C'était le seul homme qui l'aie tant aimée. La petite Isabelle avait énormément d'admiration pour son grand-père, héro qui transformait les serviettes en souris, les enfants en rois, et les larmes en sourires. Le quotidien à ses côtés était une aventure palpitante ; chaque jour se voyait théâtre merveilleux, chaque minute devenait un présent fabuleux. Un autre diction haï d'Isabelle : les bonnes choses ont une fin. Les plus beaux moments ont toujours les conclusions les plus affreuses, là était l'exacte vérité. Les joyeuses histoires n'existaient que dans les fictions pour enfants.

Comment une gamine peut-elle comprendre que si son grand-père tombe dans le canapé, ce n'est pas pour dormir ? Et pourtant, quelle personne peut voir un être cher mourir sous ses yeux sans réagir ? La réelle question était plutôt : est-il possible de vivre sans quelqu'un qu'on aurait pu sauver ? Isabelle courba le dos et grimaça sous le poids de sa culpabilité. Elle avait laissé partir tout ce qu’elle avait jamais eu.

Il aurait voulu la voir heureuse, mais elle n'avait plus personne pour la faire rire. Plus personne pour lui lancer des noyaux de cerises, ni pour lui montrer combien la vie est belle. Elle se souvenait de son regard vif et de sa voix douce, de ses gateaux au chocolat et de l'odeur rassurante de ses chemises quand il la prenait dans ses bras. Elle n'avait pourtant que quatre ans lorsqu'une crise cardiaque avait emporté la barbe blanche de son grand-père. Les chocs marquent à vie, parait-il. Elle soupira devant les images qui lui venaient. Isabelle était glacée, néanmoins elle transpirait, le souffe court.
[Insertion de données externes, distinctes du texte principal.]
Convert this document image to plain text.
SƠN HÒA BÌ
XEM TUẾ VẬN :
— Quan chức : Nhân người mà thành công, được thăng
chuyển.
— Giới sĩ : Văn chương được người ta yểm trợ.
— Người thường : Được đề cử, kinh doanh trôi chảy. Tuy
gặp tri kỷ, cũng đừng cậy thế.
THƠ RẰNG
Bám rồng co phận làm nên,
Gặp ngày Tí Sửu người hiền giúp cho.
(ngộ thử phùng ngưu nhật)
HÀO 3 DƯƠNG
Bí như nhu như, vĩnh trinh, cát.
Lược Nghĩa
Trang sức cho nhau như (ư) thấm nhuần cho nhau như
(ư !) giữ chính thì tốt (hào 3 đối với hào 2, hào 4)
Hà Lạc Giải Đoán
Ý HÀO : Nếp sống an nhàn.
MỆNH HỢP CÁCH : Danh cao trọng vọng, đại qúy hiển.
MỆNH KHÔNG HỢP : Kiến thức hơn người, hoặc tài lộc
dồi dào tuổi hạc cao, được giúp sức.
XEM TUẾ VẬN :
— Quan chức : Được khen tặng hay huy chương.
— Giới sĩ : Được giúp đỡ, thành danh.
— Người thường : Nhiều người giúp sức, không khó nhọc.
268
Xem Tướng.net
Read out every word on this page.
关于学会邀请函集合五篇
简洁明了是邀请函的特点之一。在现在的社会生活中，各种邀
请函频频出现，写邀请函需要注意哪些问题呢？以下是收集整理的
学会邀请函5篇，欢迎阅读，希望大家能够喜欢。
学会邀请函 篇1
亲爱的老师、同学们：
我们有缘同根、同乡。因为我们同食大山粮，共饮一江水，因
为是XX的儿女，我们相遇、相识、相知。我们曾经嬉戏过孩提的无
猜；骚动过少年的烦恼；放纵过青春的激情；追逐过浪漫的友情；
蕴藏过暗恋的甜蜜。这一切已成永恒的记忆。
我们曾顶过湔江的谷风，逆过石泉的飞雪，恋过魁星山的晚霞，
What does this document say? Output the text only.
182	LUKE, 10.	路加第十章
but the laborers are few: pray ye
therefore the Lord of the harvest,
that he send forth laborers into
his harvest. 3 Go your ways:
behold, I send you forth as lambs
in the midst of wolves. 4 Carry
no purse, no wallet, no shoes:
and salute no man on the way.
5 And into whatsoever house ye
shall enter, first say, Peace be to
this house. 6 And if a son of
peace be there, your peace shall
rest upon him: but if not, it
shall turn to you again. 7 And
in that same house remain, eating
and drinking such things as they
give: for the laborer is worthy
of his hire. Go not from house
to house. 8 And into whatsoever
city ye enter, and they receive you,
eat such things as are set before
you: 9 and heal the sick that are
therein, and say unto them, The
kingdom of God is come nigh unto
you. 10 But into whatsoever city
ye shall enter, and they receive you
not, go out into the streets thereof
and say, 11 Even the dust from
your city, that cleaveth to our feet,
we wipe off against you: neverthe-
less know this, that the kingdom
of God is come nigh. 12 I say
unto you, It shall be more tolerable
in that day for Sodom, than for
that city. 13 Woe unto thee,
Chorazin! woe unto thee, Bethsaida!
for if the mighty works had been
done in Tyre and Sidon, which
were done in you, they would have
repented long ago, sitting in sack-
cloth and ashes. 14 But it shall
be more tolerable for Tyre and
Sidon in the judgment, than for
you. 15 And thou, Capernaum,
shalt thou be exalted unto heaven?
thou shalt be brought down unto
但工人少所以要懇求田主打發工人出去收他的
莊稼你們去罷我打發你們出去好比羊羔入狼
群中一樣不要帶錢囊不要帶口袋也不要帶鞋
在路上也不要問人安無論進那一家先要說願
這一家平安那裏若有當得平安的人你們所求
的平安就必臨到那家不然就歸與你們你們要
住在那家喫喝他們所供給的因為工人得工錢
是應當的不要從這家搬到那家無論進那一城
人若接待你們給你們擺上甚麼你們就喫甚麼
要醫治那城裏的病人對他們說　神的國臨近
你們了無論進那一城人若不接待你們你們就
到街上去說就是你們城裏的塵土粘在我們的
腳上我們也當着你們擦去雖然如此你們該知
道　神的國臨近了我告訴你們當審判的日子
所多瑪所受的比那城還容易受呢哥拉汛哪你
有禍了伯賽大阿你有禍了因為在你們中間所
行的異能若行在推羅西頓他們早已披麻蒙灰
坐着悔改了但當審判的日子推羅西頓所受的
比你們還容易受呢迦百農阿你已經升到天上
Cela faisait des années que son passé la hantait chaque jour. Il y a des évènements qu'on n'oublie pas. Même quatorze ans, cinq mille cent treize jours plus tard, elle se souvenait, elle s'en voulait, elle pleurait. Isabelle renifla et se releva doucement. Elle enfila une veste avant d'affronter le froid de novembre et la gifle du vent.

"Vous avez des marguerites ?"

La fleuriste interloquée fit un signe négatif de la tête.

"Des coquelicots ?"

La réponse fut la même.

"Des myosotis ?" sa voix se brisa dans un sanglot. Elle tourna les talons, les joues déjà rouges et trempées des larmes qui coulaient sous ses lunettes teintées.
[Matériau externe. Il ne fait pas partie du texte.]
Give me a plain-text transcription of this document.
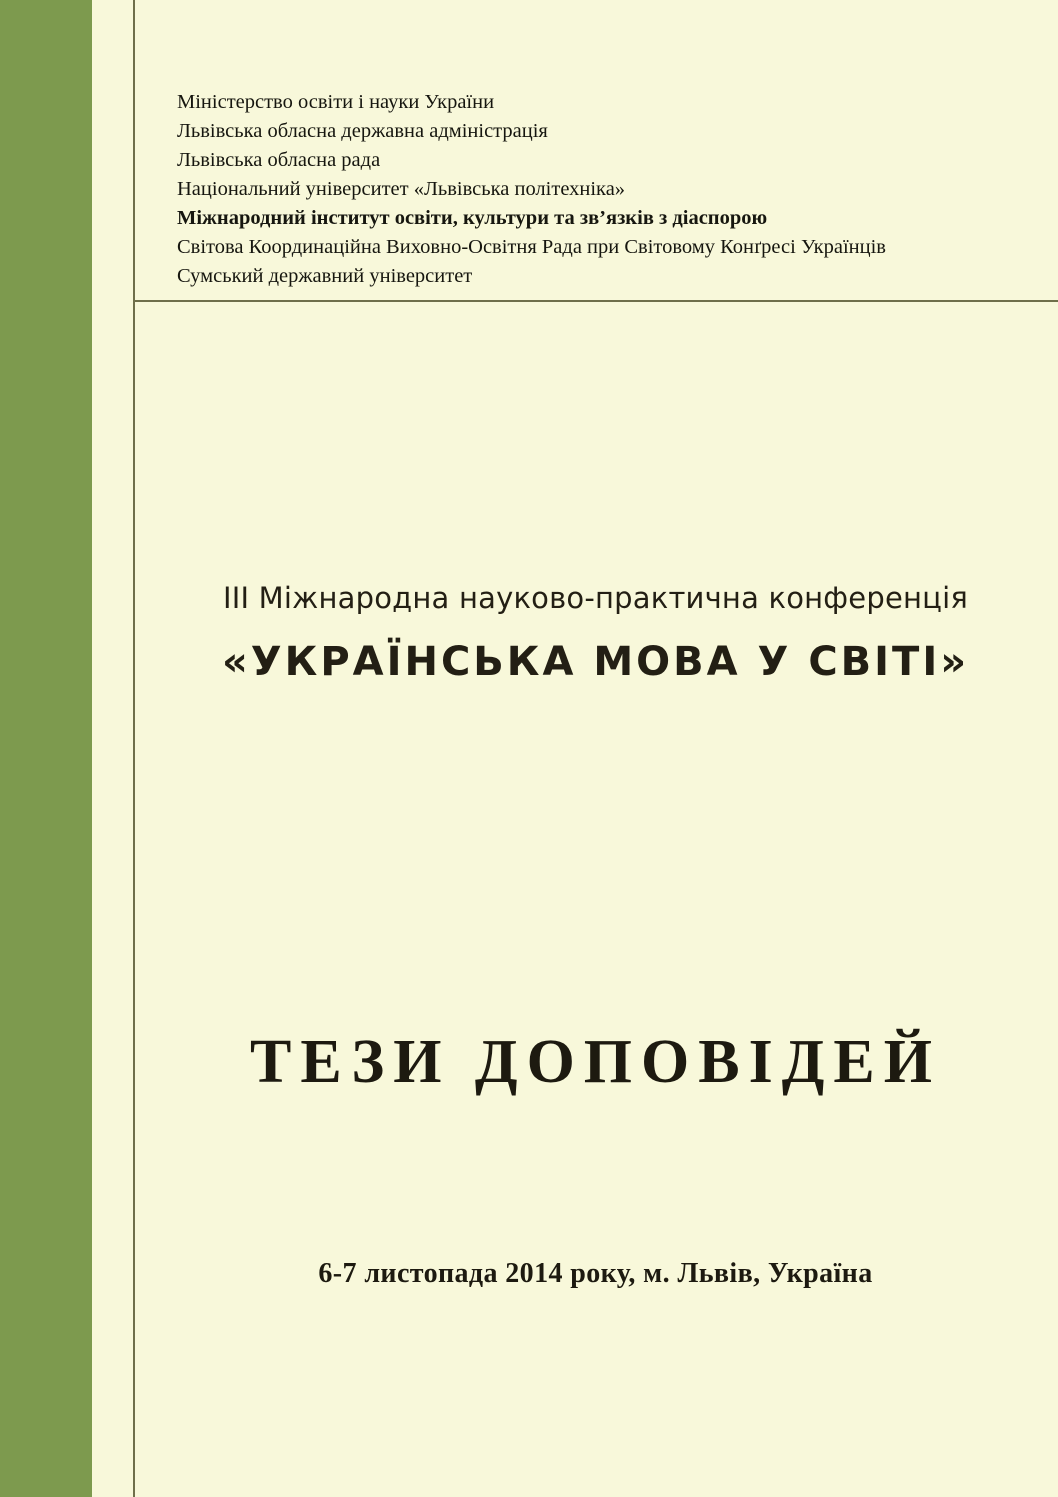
Міністерство освіти і науки України
Львівська обласна державна адміністрація
Львівська обласна рада
Національний університет «Львівська політехніка»
Міжнародний інститут освіти, культури та зв’язків з діаспорою
Світова Координаційна Виховно-Освітня Рада при Світовому Конґресі Українців
Сумський державний університет
III Міжнародна науково-практична конференція
«УКРАЇНСЬКА МОВА У СВІТІ»
ТЕЗИ ДОПОВІДЕЙ
6-7 листопада 2014 року, м. Львів, Україна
Le portail grinça lorqu'Isabelle pénétra dans le cimetière. Les gravillons craquaient sous ses semelles. Et autour d'elle, les tombes s'étendaient à perte de vue. Tant d'individus oubliés, de vies résumées à des morts entassés, tant de tension dans ce lieu où elle était seule. Le ciel noir semblait prêt à éclater.

Isabelle se dirigea vers l'herbe qui bordait les allées pour cueillir un pissenlit fané. Elle s'assit sur la pierre où était gravé le nom de son grand-père et regarda les graines de la fleur s'envoler dans une bourrasque.
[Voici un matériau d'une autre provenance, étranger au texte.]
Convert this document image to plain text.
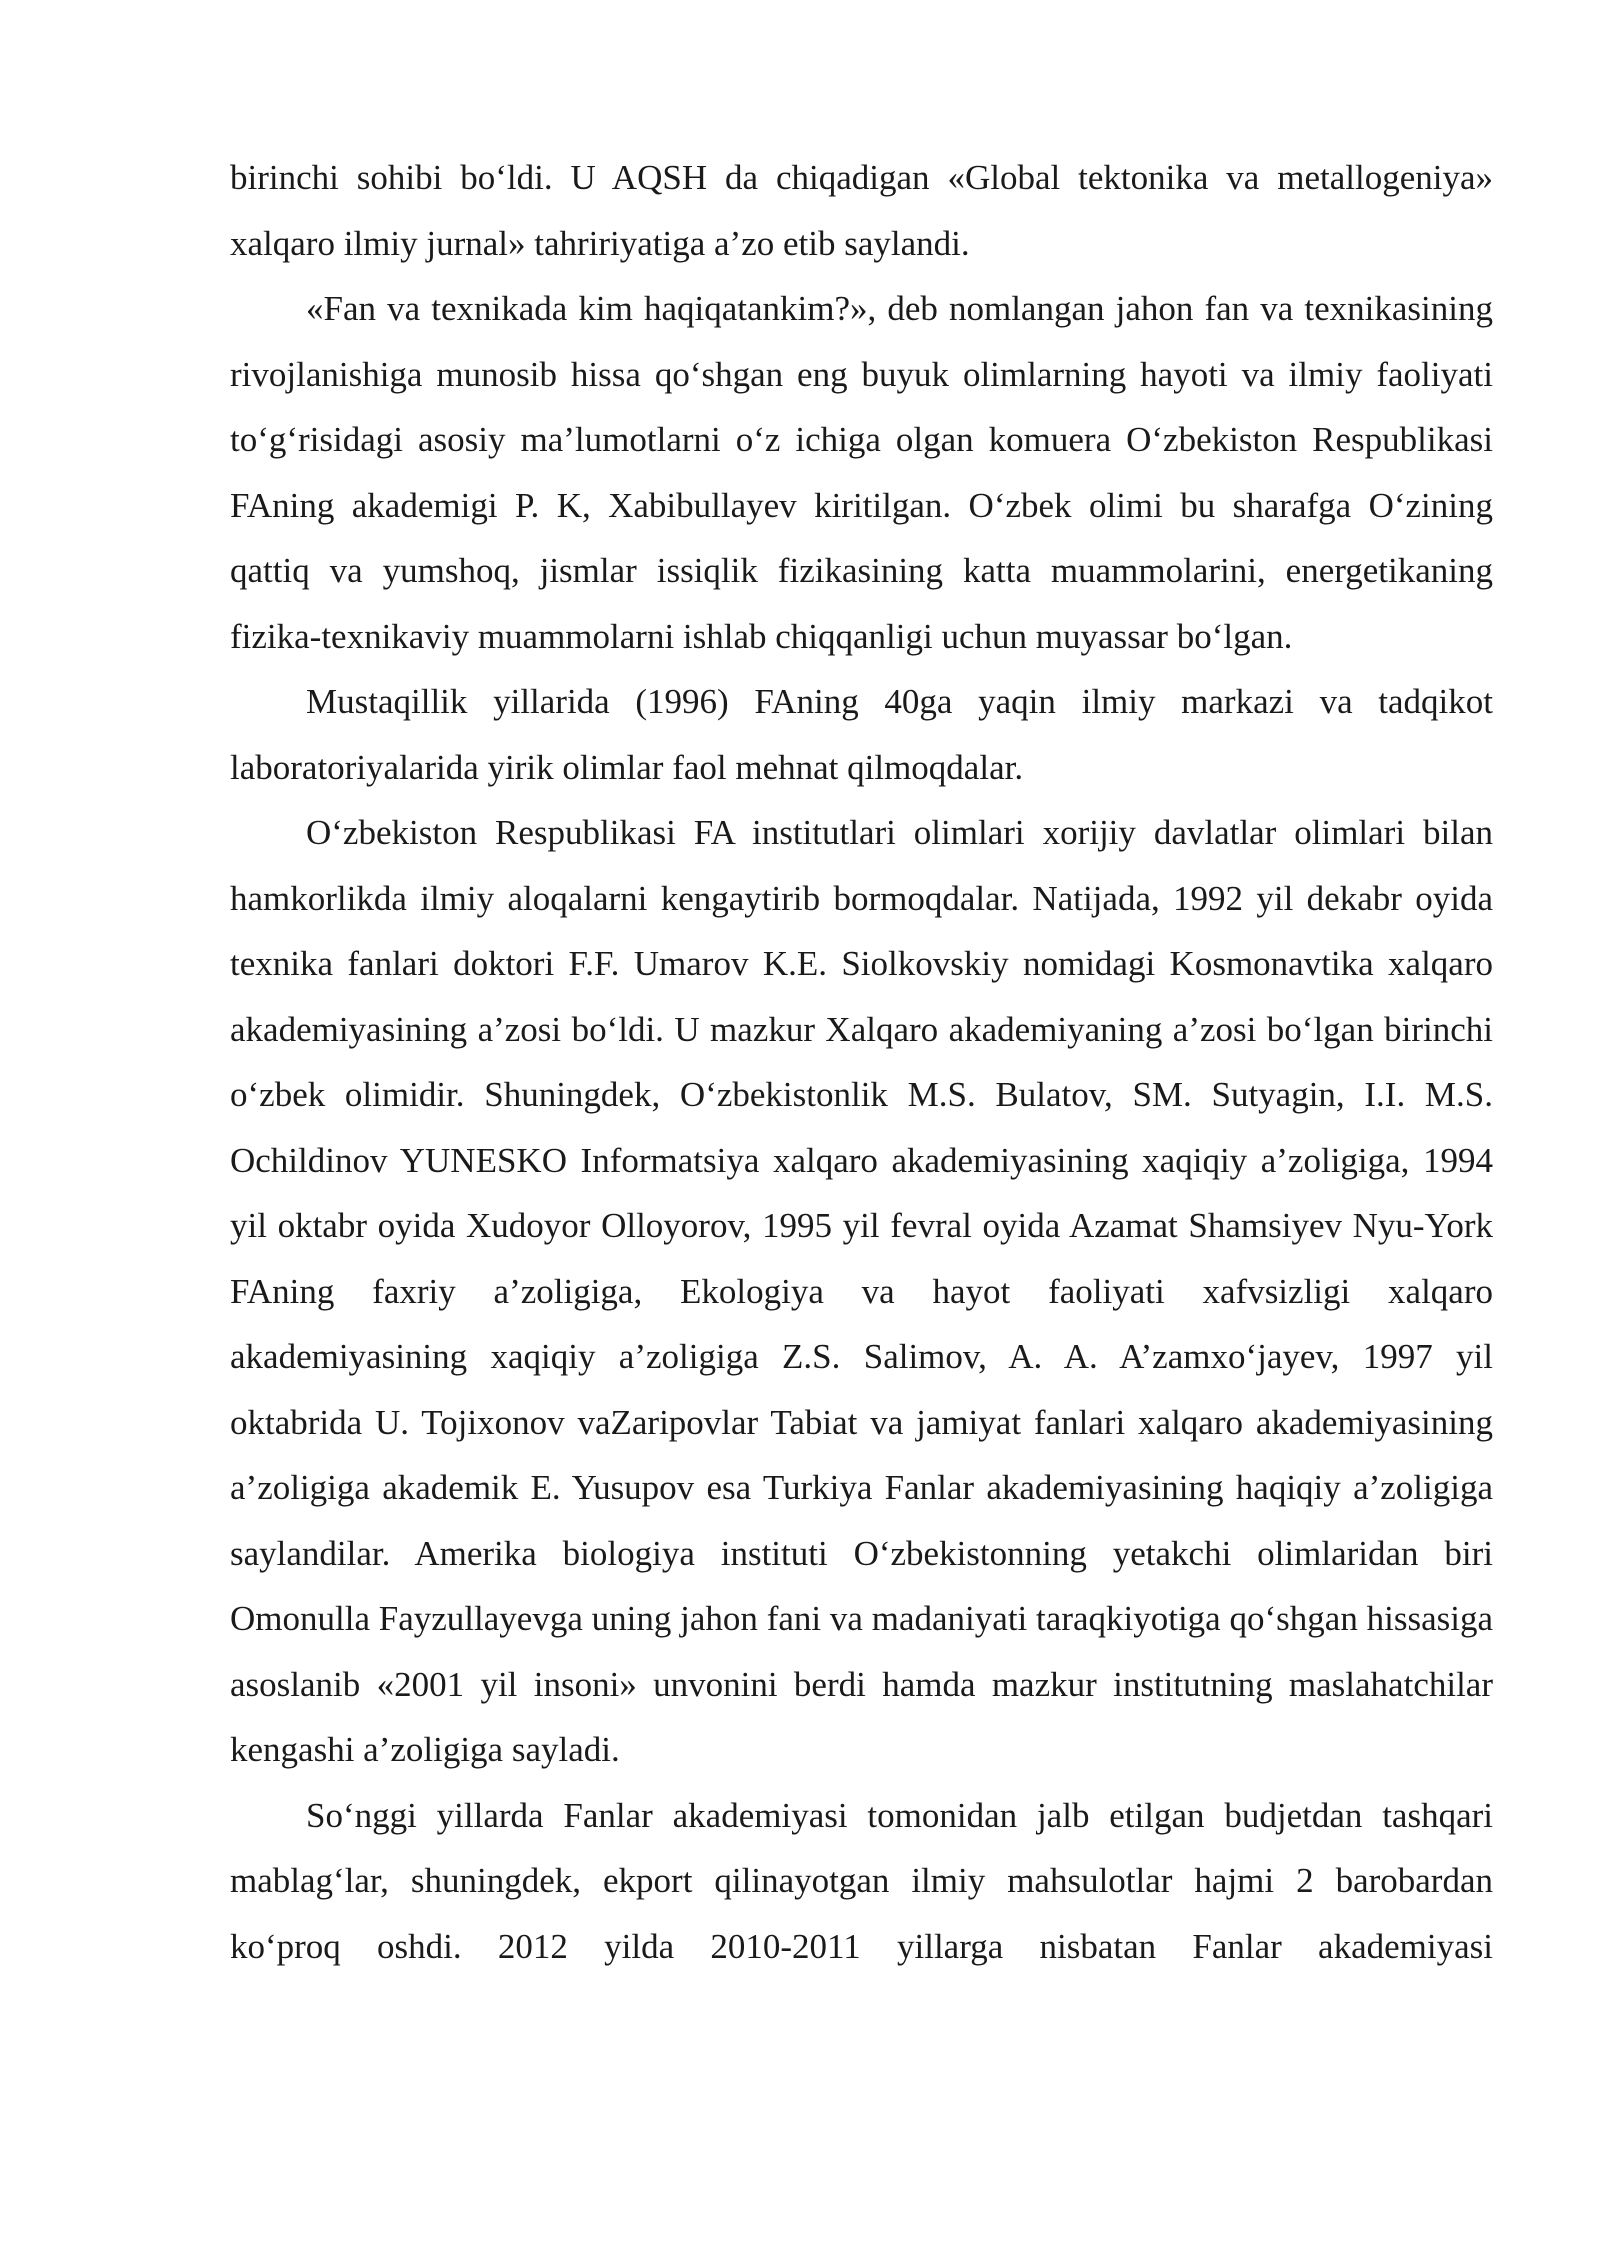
birinchi sohibi bo‘ldi. U AQSH da chiqadigan «Global tektonika va metallogeniya» xalqaro ilmiy jurnal» tahririyatiga a’zo etib saylandi.

«Fan va texnikada kim haqiqatankim?», deb nomlangan jahon fan va texnikasining rivojlanishiga munosib hissa qo‘shgan eng buyuk olimlarning hayoti va ilmiy faoliyati to‘g‘risidagi asosiy ma’lumotlarni o‘z ichiga olgan komuera O‘zbekiston Respublikasi FAning akademigi P. K, Xabibullayev kiritilgan. O‘zbek olimi bu sharafga O‘zining qattiq va yumshoq, jismlar issiqlik fizikasining katta muammolarini, energetikaning fizika-texnikaviy muammolarni ishlab chiqqanligi uchun muyassar bo‘lgan.

Mustaqillik yillarida (1996) FAning 40ga yaqin ilmiy markazi va tadqikot laboratoriyalarida yirik olimlar faol mehnat qilmoqdalar.

O‘zbekiston Respublikasi FA institutlari olimlari xorijiy davlatlar olimlari bilan hamkorlikda ilmiy aloqalarni kengaytirib bormoqdalar. Natijada, 1992 yil dekabr oyida texnika fanlari doktori F.F. Umarov K.E. Siolkovskiy nomidagi Kosmonavtika xalqaro akademiyasining a’zosi bo‘ldi. U mazkur Xalqaro akademiyaning a’zosi bo‘lgan birinchi o‘zbek olimidir. Shuningdek, O‘zbekistonlik M.S. Bulatov, SM. Sutyagin, I.I. M.S. Ochildinov YUNESKO Informatsiya xalqaro akademiyasining xaqiqiy a’zoligiga, 1994 yil oktabr oyida Xudoyor Olloyorov, 1995 yil fevral oyida Azamat Shamsiyev Nyu-York FAning faxriy a’zoligiga, Ekologiya va hayot faoliyati xafvsizligi xalqaro akademiyasining xaqiqiy a’zoligiga Z.S. Salimov, A. A. A’zamxo‘jayev, 1997 yil oktabrida U. Tojixonov vaZaripovlar Tabiat va jamiyat fanlari xalqaro akademiyasining a’zoligiga akademik E. Yusupov esa Turkiya Fanlar akademiyasining haqiqiy a’zoligiga saylandilar. Amerika biologiya instituti O‘zbekistonning yetakchi olimlaridan biri Omonulla Fayzullayevga uning jahon fani va madaniyati taraqkiyotiga qo‘shgan hissasiga asoslanib «2001 yil insoni» unvonini berdi hamda mazkur institutning maslahatchilar kengashi a’zoligiga sayladi.

So‘nggi yillarda Fanlar akademiyasi tomonidan jalb etilgan budjetdan tashqari mablag‘lar, shuningdek, ekport qilinayotgan ilmiy mahsulotlar hajmi 2 barobardan ko‘proq oshdi. 2012 yilda 2010-2011 yillarga nisbatan Fanlar akademiyasi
"Bella, je t'en prie, ne m'offre jamais de chrysanthèmes. Ceux qui en déposent ne font que se déculpabiliser. Tu sais quoi ? Je m'en fiche, moi, qu'il n'y ait pas de fleurs sur ma tombe. Ce n'est pas une plante qui déterminera si les gens pensent à moi ou non. Alors, j'aimerais que tu me donnes des fleurs fragiles. Des marguerites, des coquelicots, des myosotis, peu importe, temps qu'elles s'en vont avec le vent. Regarde ton chagrin s'envoler avec elles, et souviens toi juste combien elles étaient belles malgré leur faiblesse. Tu peux faire ça pour moi ?

- Pascal... commença Isabelle. Je suis désolée. Le chagrin n'est parti ni avec les fleurs, ni avec les années. Alors, je suis désolée de te décevoir. Tu m'as toujours voulue heureuse, mais... c'est pas possible. Je peux pas être heureuse sans toi. Sans toi je suis seule, parce que je fais du mal aux gens. Et puis, j'aime pas les gens, parce qu'ils me font mal quand je les aime. Comme toi. Tu me fais mal Pascal."

Une larme s'écrasa contre la pierre.

"Y'a cette boule dans mon ventre toute la journée. Je souffre chaque seconde depuis quatorze ans. Depuis cette connerie de crise cardiaque. Je t'ai tué, Pascal, mais je t'aime. T'entends ? Je t'aime ! Mais je t'ai tué, et je crois que je me suis tuée aussi. C'est vide à l'intérieur depuis que t'es plus là. Je t'ai tué Pascal, et je suis certaine que mère ne me le pardonnera jamais. J'suis plus à ma place dans cette famille, ma famille c'était toi. Alors j'parle à une tombe, j'parle toute seule, j'crois que j'suis folle Pascal. J'suis folle et mauvaise, les hommes sont mauvais de toutes façons. Et puis y'a les hommes bons, les hommes comme toi. Ceux-là sont les pires, car ce sont ceux qui font souffrir. Alors je parle pas. Je veux plus aimer, ça fait trop mal. Mais y'a cette fille... j'ai peur Pascal. J'ai peur et j'ai besoin de toi. Si seulement t'étais pas enfermé dans ce foutu cercueil... Isabelle ferma les yeux. Tu me manques."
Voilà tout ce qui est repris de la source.